EXCLUSIVE: “Sticks and Carrots” – Fiona McFarlane in ‘The Fintech Magazine’
It sounds obvious, but fintechs don’t behave like incumbent banks. Regulators took a while to catch up with that, though, and when they did, it became something of a battle. Are they all now settling into a productive truce? Fiona McFarlane takes a look at approaches taken by a sample of regulators around the world
THE UK’S FCA (AKA THE PROACTIVE ONE)
The Financial Conduct Authority (FCA) is credited with launching the world’s first regulatory sandbox in 2016 (just pipping Singapore to the post) and has since been steadfast in developing resources to help nurture fintech regulation.
Its success rate in doing so is exceptionally high with data showing that 92 per cent of firms nurtured through its Sandbox receive licence authorisation, as do 98 per cent of those who use its direct support and advisory services, which assist with governance as early as possible to lessen the chance of fines in the future. More than 800 challengers have so far been supported through the Regulatory Sandbox and the FCA’s Innovation Pathways programmes.
Successful participants have included Currensea, Bud and Zilch. The FCA also makes a point of supporting firms on aspects outside of the regulatory perimeter, such as testing new tech or providing a synthetic data sandbox. This gives the regulator a front row seat onto the insights and implications of technologies, which it then uses to better inform policy development.
The FCA is often the front runner in publicly highlighting challenger issues and pitfalls and, if need be, stepping in to protect consumers. It did exactly that with buy now, pay later lender Klarna in 2020, to change what it saw as unfair terms and conditions.
GERMANY’S BAFIN (AKA THE TOUGH ONE)
Germany is one of the few European countries with no sandbox or formal approach to supporting fintech companies.
One of two banking supervisory authorities in Germany, BaFin treats them on par with traditional banks and requests either a full banking license or a combination of specific permits in order to operate. Regardless, BaFin is a supervisor of choice for challengers, both for unicorn successes such as N26, and memorable flops like Wirecard or Greensill Bank AG.
It audits frequently and deals heavy-duty restrictions when needed, as has happened recently with both N26 and Solaris Bank.
THE US’ FEDERAL RESERVE (AKA THE CONFLICTED ONE)
The US regulatory landscape has 50 independent legislation bodies, 10 stand-alone sandboxes, and a meshwork of overseeing agencies.
The lack of unity makes it hard for startups to test products across more than one state at a time. Although improving, the US is criticised for being overly cautious with innovation, and taking a harder line with fintechs that with established banks.

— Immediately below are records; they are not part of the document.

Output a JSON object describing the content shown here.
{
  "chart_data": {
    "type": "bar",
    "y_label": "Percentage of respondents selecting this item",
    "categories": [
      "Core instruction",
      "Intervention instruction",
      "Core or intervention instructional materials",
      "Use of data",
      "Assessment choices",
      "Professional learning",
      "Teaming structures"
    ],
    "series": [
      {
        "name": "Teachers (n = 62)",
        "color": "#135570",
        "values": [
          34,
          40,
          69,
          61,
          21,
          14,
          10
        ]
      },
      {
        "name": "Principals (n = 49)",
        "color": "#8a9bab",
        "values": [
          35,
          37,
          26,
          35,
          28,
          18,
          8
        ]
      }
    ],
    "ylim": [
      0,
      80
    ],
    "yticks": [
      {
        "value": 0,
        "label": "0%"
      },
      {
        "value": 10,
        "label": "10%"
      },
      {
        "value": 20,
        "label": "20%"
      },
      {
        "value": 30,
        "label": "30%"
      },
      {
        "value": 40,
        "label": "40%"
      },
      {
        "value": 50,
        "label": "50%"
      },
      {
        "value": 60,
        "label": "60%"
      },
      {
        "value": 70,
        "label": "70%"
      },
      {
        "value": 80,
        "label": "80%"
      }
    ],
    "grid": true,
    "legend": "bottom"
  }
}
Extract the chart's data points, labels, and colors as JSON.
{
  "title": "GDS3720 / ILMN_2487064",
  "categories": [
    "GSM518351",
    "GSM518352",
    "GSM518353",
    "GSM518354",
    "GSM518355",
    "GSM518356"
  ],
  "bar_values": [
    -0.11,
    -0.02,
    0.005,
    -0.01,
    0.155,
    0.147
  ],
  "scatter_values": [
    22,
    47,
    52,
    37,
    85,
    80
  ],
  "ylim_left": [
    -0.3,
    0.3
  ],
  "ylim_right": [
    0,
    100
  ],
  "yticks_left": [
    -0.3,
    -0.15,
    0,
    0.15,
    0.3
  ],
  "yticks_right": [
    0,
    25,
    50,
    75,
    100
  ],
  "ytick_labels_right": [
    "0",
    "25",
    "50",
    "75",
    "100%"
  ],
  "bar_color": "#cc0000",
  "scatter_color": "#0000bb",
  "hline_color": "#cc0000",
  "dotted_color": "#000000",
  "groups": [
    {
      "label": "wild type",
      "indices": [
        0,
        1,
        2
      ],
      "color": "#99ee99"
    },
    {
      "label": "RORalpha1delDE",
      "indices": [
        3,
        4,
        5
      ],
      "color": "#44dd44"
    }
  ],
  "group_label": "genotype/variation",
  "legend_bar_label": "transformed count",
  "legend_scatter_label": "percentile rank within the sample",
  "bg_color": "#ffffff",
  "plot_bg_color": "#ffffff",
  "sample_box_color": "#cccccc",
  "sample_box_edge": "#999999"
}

The federal nature of the system results in some interesting conflicts. In July this year, for instance, the state of New York’s regulator sued the Federal Reserve to void its decision to award national bank charters to online lenders and payment companies, saying it was unconstitutional and put vulnerable consumers at risk. And banking app Chime, whose accounts are FDIC-insured, was harassed by state regulators in 2020 who tried to ban it from using the term ‘bank’ and ‘banking’ in its marketing materials and website.
LITHUANIA’S BOL (AKA THE SCARY ONE)
Thanks to its fintech-friendly environment, BoL oversees 147 licensed fintechs, the largest cohort in the EU.
The regulator has gradually required a reputation for being efficient, transparent, and fair. Many would-be neos have sought licences via the Lithuanian regulator, including UK challenger Revolut.
While BoL typically prefers dolling out fines (18 so far this year, totalling €1,719,000) and warnings to taking disciplinary action, it is unafraid to suspend managers and revoke licences when startups act recklessly. A case in point is PayrNet (the former subsidiary of UK fintech Railsr, whose licence BoL revoked in June this year following what it believed were ‘serious, systemic’ failures.
SINGAPORE’S MAS (AKA THE CAUTIOUS ONE)
Singaporean regulations were, until relatively recently, too stringent for digital banks to launch, despite having a regulatory sandbox since 2016 to encourage them to explore new technology and business models.
MAS turned a corner in 2020, unveiling two types of digital bank licence. But the requirements needed to apply are tough (such as applicants having a minimum net worth of USD $100million).
While there are several out-of-country challengers operating in Singapore, to date MAS has only granted five local licenses, each to a company with the backing of either an established big tech, large financial institution, or Chinese corporations.